Generally, the transfer of property as a part of a divorce does not result in any tax liability. When an asset is transferred as part of a divorce, the transferee spouse will receive the transferor’s tax basis in the asset. Thus, the assets are transferred from one spouse to the other without recognizing any capital gains or losses.

Capital gains or losses associated with the asset will only arise if the transferee spouse later tries to sell the asset.

b. Income Generating Property – The court can consider whether an asset will generate future income that will subject a spouse to additional income-tax liability.

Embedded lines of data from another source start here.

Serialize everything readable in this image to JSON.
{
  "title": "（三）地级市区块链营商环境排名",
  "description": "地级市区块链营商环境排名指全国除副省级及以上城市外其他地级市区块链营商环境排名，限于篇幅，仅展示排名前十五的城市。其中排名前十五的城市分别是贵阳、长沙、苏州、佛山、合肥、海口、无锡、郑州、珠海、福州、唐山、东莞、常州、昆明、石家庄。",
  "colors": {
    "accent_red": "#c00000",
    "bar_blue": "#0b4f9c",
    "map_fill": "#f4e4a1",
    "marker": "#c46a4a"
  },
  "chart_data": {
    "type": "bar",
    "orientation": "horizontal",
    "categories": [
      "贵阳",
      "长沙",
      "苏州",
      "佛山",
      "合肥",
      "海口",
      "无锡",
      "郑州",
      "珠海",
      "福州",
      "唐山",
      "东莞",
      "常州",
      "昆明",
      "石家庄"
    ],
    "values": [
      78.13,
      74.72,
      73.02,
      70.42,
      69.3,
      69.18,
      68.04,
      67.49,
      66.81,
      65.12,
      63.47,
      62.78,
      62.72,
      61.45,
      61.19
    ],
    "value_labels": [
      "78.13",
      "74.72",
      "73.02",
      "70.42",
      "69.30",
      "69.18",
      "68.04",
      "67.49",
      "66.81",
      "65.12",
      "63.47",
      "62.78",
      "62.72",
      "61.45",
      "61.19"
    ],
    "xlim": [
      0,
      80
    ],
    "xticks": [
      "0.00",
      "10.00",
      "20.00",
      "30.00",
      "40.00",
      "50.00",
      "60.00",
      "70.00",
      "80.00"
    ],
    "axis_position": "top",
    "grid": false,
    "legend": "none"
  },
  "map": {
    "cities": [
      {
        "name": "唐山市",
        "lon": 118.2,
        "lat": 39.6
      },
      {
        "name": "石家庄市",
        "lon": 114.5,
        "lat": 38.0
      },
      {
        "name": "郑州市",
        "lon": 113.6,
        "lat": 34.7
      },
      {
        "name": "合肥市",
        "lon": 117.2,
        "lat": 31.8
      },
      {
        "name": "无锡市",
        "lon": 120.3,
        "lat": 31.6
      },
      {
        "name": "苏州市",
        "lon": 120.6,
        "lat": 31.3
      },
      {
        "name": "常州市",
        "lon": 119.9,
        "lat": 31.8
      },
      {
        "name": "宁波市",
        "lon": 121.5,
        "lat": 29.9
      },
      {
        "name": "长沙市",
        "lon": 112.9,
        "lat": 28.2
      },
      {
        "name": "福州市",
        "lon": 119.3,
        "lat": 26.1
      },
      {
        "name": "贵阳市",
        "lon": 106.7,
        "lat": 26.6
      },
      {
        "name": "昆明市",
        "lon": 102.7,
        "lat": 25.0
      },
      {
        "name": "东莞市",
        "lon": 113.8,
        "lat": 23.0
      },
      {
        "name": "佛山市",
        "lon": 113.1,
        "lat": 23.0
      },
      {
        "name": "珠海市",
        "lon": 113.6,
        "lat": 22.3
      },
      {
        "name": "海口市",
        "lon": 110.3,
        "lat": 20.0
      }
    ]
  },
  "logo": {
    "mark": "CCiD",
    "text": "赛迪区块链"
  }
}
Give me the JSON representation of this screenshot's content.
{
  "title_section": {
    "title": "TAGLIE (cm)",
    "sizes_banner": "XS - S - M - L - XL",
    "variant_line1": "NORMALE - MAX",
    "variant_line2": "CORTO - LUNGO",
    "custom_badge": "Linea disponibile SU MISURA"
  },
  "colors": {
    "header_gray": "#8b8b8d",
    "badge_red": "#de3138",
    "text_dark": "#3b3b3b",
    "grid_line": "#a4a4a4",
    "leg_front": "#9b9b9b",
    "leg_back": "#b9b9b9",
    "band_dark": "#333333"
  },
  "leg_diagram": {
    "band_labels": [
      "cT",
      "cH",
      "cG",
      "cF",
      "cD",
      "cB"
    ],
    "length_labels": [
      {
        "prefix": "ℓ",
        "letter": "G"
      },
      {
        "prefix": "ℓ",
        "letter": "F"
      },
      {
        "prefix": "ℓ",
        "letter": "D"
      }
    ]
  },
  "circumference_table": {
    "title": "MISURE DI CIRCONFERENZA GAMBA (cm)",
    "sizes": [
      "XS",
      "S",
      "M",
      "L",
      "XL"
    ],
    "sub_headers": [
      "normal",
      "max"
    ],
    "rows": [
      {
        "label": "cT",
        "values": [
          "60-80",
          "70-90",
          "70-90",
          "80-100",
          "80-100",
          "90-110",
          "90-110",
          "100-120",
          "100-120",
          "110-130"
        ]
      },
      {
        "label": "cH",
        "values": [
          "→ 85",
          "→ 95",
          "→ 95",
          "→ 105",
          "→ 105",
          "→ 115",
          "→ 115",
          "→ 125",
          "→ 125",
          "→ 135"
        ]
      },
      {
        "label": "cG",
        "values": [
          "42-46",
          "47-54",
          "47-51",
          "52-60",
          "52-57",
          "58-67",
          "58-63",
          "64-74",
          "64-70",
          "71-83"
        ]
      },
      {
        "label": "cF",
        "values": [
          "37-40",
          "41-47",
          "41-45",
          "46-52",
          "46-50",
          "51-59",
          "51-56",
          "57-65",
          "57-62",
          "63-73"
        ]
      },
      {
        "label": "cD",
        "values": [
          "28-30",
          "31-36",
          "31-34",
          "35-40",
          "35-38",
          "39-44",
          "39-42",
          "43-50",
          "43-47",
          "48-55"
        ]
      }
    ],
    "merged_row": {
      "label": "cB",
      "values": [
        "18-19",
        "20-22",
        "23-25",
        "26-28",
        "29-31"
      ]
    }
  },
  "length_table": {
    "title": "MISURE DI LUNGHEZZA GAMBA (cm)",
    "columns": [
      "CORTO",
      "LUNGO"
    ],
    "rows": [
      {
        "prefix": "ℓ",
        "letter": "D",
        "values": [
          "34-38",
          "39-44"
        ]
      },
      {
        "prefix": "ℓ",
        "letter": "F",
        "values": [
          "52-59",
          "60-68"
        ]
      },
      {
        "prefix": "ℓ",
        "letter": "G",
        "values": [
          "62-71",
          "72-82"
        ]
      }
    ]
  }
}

In particular, if the asset is an IRA, a 401(K), pension or other retirement plan, funds distributed from the account plan are in most cases considered ordinary income and subject to ordinary income taxation.

c. Tax Penalties – The Court can consider whether an asset will have tax penalties associated with its future use.


  1. If funds are withdrawn from an IRA, 401(K), or pension plan before the employee reaches 59 & ½, dies, or is disabled, there is a 10% penalty on the early withdrawal.
  2. The 10% penalty also applies to payment of certain life insurance policies known as modified endowment contracts.

Other Factors the Court can Consider

1. Length of the Marriage

2. Nature of Property – The court can consider each party’s relationship to the property

a. One spouse may be better suited to manage the property.

Case Law:
1. “Husband was awarded assets related to his oil and gas business.” Kimsey v. Kismey
2. “Husband was assigned debts related to towing business he was awarded.” Karenev v. Karenev

b. Property must be held by spouse who holds a license.

Case Law:
“Wife could not be awarded Husband’s interest in Husband’s professional association because Wife was not a licensed physician.” Eikenhorst v. Eikenhorst

c. One spouse may be able to make use of a particular item of property.

Case Law:
“Husband was awarded the trailer because he had a truck that was capable of pulling it.” Riley v. Riley

d. The source of the property is closely associated with one spouse.

Case Law:
“Court awarded house to wife because it was purchased from her parents.” Phillips v. Phillips

e. The property was acquired solely or primarily through only one spouse’s efforts. Hailey v. Hailey

f. The property is more valuable to one party because the property is exempt from being seized and sold to creditors.